Susan se décrit elle-même comme une vraie hippie. Une représentante en bonne et due forme de ceux qui ont cru au flower power et qui pensaient que l'Amérique, dirigée par leur génération, deviendrait une terre de joie, d'harmonie et d'amitié.

Si bien que, quand est venu le temps d'adopter des enfants, l'idée d'accueillir des poupons noirs lui a souri comme le reste de l'existence au pays de John F. Kennedy.

Ce qu'elle ne savait pas, c'est que ses filles grandiraient en noir et blanc et en se posant le même genre de questions identitaires que le président désigné des États-Unis d'Amérique.

C'est parce que leur famille était mixte que Susan et son mari ont décidé de déménager à Hyde Park, un quartier aussi mixte, aisé, voire parfois carrément cossu, qui s'étend sur le flanc nord du campus de l'Université de Chicago et qui côtoie les ghettos du South Side.

C'est dans ces rues plantées d'arbres matures et bordées de demeures anciennes, dont certaines sont signées Frank Lloyd Wright, qu'habitait jusqu'à tout récemment la famille Obama.

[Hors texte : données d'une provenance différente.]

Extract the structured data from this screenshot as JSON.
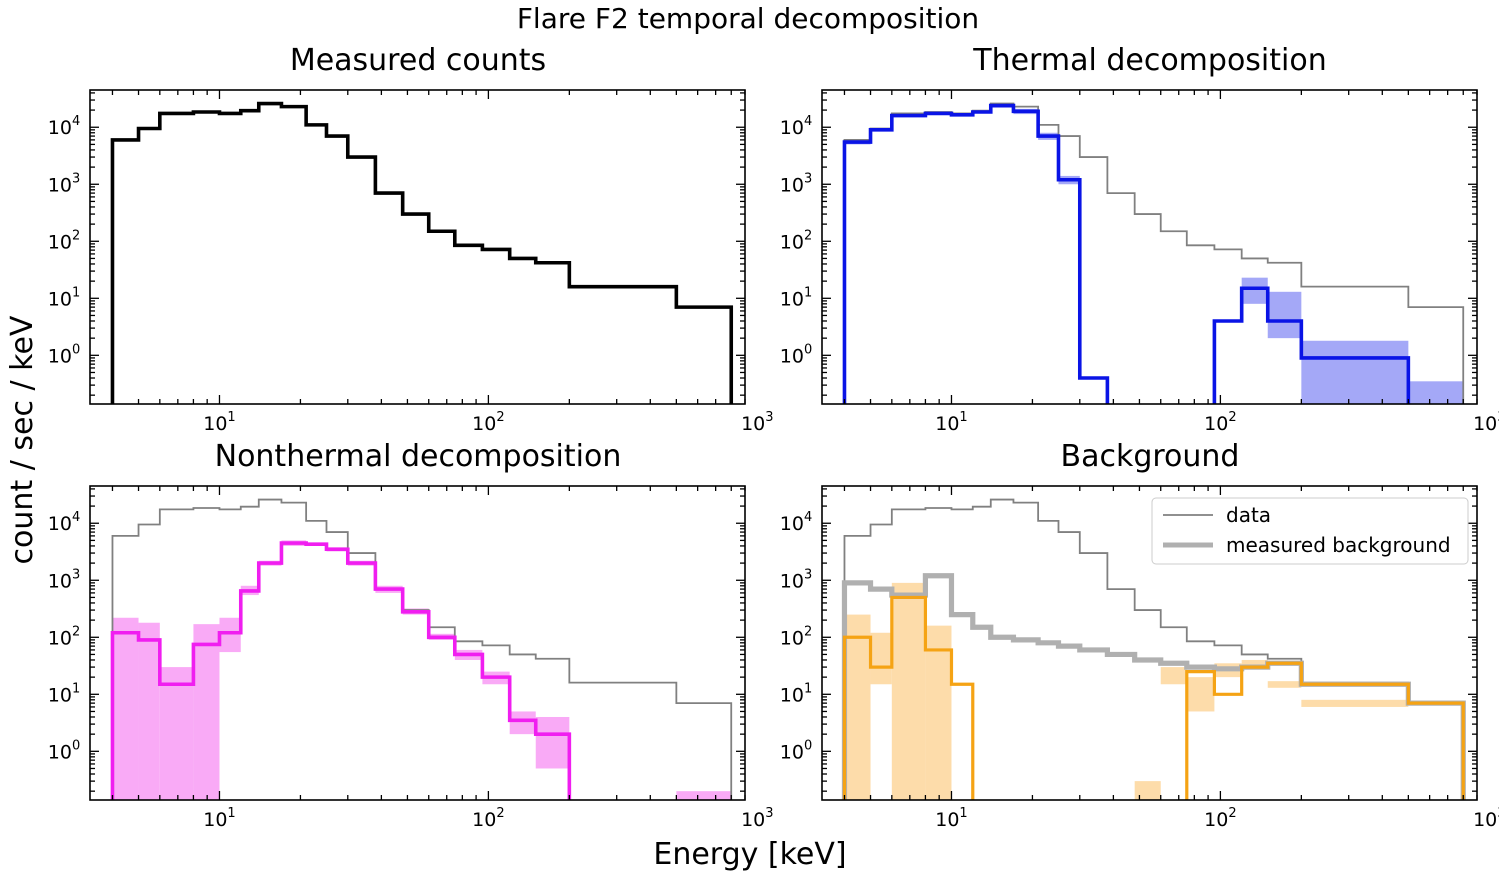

Habillée comme une ado avec ses bottes Ugg, ses gants de laine rayés et ses Ray-Ban, Susan est aussi typique de Hyde Park que les jeunes Noirs au fond de culotte traînant par terre qui arpentent les trottoirs menant aux innombrables librairies du quartier. Certains appellent d'ailleurs le coin le «Berkeley de Chicago».

De toute évidence, Susan adore son quartier. Elle est fière de sa diversité et de ses richesses historiques et architecturales - «saviez-vous que la faculté de droit où a enseigné Obama a été dessinée par Mies van der Rohe?» - et c'est pour cela qu'elle s'est portée volontaire comme guide touristique des nouveaux Obama Tours offerts par la ville de Chicago.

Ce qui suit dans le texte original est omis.